Why always have single implementation interfaces in service and dao layers? Why always have single implementation interfaces in service and dao layers? spring spring

Why always have single implementation interfaces in service and dao layers?


There are more advantages to interfaces - As in proxying . If your class implements an interface , JDK dynamic proxies will be used by default for AOP . If you use the implementations directly, you'll be forced to use CGLIB proxies by making proxy-target-class=true . These require byte code manipulation unlike JDK proxies .

read here for more on this .

Read another discussion at what reasons are there to use interfaces (Java EE or Spring and JPA) for more info .


It's a very controversial subject. In brief, there's none—at least for you, the developer.

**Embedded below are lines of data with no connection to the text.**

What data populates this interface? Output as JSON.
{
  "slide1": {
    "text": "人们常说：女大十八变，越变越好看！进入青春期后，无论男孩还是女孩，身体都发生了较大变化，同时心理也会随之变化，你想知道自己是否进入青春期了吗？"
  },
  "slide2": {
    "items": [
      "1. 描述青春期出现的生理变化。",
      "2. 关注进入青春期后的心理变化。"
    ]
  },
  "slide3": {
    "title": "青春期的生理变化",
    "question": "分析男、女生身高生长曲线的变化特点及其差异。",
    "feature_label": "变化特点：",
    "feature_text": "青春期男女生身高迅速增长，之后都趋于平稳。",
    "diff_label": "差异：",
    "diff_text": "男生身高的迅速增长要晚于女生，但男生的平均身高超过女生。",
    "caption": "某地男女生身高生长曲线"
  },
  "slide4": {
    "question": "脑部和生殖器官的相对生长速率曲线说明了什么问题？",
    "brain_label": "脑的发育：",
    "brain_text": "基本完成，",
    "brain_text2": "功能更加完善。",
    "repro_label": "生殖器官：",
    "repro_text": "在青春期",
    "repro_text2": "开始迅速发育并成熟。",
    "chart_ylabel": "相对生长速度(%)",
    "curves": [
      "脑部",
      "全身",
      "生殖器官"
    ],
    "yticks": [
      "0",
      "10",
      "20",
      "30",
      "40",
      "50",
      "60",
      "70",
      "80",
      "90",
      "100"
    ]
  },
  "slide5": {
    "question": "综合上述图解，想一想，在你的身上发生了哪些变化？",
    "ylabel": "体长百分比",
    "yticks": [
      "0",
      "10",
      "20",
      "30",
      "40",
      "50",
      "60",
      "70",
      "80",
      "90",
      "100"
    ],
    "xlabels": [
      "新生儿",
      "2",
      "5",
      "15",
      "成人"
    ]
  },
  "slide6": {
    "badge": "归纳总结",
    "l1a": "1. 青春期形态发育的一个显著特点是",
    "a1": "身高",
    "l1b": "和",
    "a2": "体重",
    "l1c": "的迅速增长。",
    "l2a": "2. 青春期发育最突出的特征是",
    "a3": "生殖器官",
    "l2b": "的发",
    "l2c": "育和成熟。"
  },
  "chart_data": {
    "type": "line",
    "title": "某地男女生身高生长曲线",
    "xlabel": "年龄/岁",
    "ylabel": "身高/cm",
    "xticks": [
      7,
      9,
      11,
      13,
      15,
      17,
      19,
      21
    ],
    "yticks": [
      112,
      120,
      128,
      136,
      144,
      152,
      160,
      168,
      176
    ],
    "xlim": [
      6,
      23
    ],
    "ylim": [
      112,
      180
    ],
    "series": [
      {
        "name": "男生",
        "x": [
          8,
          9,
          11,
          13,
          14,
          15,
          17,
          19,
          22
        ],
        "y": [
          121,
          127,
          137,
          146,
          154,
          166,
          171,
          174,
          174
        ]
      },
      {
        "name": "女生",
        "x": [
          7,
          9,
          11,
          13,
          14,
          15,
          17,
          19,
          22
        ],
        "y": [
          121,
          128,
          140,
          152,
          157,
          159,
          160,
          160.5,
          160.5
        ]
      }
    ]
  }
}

In EJB2 world, the Home and Remote interfaces were a must, and were exactly for a reason @AravindA mentions: proxies. Security, remoting, pooling, etc. all could be wrapped in a proxy, and provide the services requested strictly within standard library (as in DynamicProxy).

Now that we have javaassist and cglib, Spring (Hibernate, EJB3 if you prefer) are perfectly capable of instrumenting your classes as framework developer likes. Problem is, what they do is a very annoying thing: they usually request you to add a no-parameter constructor.—Wait, I had parameters here?—Nevermind, just add the constructor.

So interfaces are here to maintain your sanity. Still, it's strange, a no-argument constructor for a class with proper constructor is not something that makes a sense to me, right? Turns out (I should've read the spec, I know) that Spring creates a functional equivalent of an interface out of your class: an instance with no (or ignored) state and all the methods overridden. So you have a "real" instance, and a "fake interface" one, and what fake interface does is, it serves all the security/transactional/remoting magic for you. Nice, but hard to understand, and looks like a bug if you haven't taken it apart.

Moreover, if you happen to implement an interface in your class, (at least some versions of) Spring suddenly decides you were going to proxy this interface only, and the application just doesn't work for no apparent reason.

Thus, so far the reason is, safety and sanity. There are reasons why it is a good practice—but from your post, I see you already read all of those. The most important reason I can see today is the WTH/minute metric, especially if we're talking about newcomers to your project.